東京、新宿、生きること。

事務員制服を着たまま、所用にて、新宿。

属性がありすぎ、タグ付けされ過ぎの服を着て街を歩かなくてはいけなかった、中学高校時代の息苦しさを思い出した。高校生であることが自分のアイデンティティーだと思ってなくてもそれを着ていれば勝手に「高校生」のタグ付けをされることの息苦しさ。

自意識過剰だったとしてもやっぱりどうしてもいつでも「自分はどうしてもこの町から浮いている、馴染めない」という感覚。

 

でもだんだん歩いてるとどうでもよくなってくる自分がどんどん街に埋没していく感覚。東京は、新宿は優しい。誰をも平凡な存在にしてくれる。私はずっとずっと私のまま平凡になりたかった。

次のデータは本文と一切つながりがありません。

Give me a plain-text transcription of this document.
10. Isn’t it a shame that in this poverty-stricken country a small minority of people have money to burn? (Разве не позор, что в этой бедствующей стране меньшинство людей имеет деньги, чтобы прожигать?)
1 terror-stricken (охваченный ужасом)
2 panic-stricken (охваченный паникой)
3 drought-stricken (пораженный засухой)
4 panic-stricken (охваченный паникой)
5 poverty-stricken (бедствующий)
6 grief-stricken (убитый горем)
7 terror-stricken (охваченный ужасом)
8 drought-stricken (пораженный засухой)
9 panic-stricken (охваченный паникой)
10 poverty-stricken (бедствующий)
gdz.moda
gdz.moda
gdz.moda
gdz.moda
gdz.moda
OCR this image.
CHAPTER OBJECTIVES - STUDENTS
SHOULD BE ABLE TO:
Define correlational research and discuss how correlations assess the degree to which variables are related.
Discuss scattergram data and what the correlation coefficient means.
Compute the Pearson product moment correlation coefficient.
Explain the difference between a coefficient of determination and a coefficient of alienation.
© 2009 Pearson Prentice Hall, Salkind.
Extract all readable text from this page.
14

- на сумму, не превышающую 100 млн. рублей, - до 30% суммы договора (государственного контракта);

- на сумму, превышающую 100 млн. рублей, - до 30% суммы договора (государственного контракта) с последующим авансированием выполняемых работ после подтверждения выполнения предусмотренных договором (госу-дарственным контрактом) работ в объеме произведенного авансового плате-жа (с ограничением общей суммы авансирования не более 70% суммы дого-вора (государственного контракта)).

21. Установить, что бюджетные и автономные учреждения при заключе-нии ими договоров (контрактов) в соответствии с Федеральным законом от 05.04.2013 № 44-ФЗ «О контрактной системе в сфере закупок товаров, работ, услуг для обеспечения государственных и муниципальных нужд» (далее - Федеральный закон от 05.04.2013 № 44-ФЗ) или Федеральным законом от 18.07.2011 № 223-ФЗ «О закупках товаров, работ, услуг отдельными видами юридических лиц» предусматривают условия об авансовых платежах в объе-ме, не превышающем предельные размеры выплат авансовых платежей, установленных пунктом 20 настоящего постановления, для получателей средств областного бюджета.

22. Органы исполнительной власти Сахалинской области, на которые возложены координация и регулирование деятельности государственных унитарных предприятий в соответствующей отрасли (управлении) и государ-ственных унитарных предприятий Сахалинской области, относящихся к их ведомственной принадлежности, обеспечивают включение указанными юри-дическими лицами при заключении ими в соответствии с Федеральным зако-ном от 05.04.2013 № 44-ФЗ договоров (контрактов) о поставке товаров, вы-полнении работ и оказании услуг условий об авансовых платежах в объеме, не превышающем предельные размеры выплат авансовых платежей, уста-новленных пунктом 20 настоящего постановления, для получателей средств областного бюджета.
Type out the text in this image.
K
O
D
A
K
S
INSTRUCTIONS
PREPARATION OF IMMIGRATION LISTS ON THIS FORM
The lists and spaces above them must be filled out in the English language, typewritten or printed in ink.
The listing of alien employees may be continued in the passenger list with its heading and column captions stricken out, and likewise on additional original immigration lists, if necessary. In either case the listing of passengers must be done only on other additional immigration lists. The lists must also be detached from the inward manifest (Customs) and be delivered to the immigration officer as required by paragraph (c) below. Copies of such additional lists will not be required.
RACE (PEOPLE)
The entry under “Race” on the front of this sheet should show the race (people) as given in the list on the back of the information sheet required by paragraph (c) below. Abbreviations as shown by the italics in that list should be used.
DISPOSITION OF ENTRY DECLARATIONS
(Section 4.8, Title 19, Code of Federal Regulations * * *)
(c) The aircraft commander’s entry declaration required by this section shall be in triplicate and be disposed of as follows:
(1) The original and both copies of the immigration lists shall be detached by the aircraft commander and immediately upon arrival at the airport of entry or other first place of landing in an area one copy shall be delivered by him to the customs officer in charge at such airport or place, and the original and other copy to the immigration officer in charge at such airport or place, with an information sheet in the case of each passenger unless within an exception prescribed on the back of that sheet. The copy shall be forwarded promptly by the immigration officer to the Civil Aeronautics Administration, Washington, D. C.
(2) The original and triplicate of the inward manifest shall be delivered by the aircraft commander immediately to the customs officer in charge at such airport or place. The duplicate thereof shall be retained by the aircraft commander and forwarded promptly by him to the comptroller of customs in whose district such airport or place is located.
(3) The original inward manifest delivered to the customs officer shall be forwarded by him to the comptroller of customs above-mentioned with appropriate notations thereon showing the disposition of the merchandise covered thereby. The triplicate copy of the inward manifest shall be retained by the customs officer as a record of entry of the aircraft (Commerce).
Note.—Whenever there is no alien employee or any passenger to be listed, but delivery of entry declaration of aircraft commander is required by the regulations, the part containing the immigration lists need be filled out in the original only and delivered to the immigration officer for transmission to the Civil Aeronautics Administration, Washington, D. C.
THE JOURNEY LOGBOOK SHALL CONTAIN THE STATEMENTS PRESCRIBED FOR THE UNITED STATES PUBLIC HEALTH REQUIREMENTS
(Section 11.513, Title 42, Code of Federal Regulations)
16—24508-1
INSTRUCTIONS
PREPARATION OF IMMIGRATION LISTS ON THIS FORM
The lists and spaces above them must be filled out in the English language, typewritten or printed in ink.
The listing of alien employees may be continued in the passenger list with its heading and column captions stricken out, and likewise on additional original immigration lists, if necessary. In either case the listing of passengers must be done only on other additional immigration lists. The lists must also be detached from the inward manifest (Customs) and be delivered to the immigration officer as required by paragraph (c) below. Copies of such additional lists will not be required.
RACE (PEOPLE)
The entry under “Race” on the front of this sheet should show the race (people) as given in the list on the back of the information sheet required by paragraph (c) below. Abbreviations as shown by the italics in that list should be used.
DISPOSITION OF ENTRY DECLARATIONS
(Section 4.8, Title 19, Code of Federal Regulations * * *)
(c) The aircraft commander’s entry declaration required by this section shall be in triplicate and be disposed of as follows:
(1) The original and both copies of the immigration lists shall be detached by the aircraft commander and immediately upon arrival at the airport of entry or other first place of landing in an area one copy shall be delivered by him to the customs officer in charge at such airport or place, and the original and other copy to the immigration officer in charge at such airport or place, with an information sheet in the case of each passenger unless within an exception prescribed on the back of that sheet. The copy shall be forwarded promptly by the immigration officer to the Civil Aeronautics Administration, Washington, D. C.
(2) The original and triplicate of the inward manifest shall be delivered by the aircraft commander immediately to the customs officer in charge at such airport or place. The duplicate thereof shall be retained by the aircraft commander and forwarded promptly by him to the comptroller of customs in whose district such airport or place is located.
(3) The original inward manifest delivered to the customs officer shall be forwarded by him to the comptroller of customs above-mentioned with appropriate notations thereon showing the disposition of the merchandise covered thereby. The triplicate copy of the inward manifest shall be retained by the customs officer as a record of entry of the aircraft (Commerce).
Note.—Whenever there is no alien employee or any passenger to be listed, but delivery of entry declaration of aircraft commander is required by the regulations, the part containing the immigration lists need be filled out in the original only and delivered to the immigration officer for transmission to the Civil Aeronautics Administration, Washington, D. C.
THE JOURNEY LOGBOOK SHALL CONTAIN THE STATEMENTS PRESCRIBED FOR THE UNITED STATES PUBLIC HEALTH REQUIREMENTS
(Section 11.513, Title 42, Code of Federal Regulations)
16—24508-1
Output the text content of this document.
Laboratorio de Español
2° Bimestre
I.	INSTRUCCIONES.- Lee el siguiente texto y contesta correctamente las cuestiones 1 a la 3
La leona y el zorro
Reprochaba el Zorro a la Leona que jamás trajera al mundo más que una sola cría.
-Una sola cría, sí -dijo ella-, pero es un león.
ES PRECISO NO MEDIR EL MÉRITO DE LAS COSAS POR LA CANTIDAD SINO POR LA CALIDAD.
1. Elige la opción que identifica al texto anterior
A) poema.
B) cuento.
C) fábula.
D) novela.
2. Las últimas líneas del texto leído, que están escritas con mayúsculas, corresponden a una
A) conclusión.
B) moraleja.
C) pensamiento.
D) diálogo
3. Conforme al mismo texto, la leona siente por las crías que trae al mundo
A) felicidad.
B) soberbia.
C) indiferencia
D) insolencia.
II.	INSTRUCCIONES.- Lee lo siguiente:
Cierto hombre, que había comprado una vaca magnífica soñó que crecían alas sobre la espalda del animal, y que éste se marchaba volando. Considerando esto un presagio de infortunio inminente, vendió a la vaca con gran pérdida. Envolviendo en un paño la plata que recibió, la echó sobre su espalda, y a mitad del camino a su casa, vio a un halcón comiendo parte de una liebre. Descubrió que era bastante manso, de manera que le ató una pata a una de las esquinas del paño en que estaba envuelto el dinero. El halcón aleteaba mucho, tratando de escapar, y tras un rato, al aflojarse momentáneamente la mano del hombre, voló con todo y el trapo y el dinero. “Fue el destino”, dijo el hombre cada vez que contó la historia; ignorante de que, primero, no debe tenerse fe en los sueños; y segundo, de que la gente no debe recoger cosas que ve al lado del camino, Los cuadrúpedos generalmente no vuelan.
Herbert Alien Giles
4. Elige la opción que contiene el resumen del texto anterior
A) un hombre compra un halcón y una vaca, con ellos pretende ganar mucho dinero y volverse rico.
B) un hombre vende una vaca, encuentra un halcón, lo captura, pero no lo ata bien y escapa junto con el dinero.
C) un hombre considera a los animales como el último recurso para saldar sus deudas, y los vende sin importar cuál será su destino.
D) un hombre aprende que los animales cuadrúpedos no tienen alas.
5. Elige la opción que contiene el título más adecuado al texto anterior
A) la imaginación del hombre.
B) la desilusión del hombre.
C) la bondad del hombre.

電機屋さんの大きなディスプレイでは、椎名林檎のライブ映像が大音量で流れていた。

大森靖子椎名林檎浜崎あゆみ、彼女達の曲はどれも新宿が似合うけど、街に流れる時、全く違う色で新宿を染める。

 

 

 

又吉の新刊「劇場」を読んで、なんで私は自分に才能があるかないかを煩悶しないんだろうかと考えたんだけど、自分がスマホゲーで言うスーパーレアSSSのカードなのか、☆1カードなのかを私は煩悶しないということなのだろうと思った。☆1なら☆1なりに与えられた自分の設定を全うしたい。

私は私に、私という人間がどんな生を全うするのか見せたい、私はそれを見たい。

生きるということ自体が最強のエンターテイメントで芸術だと信じて毎日生きてる。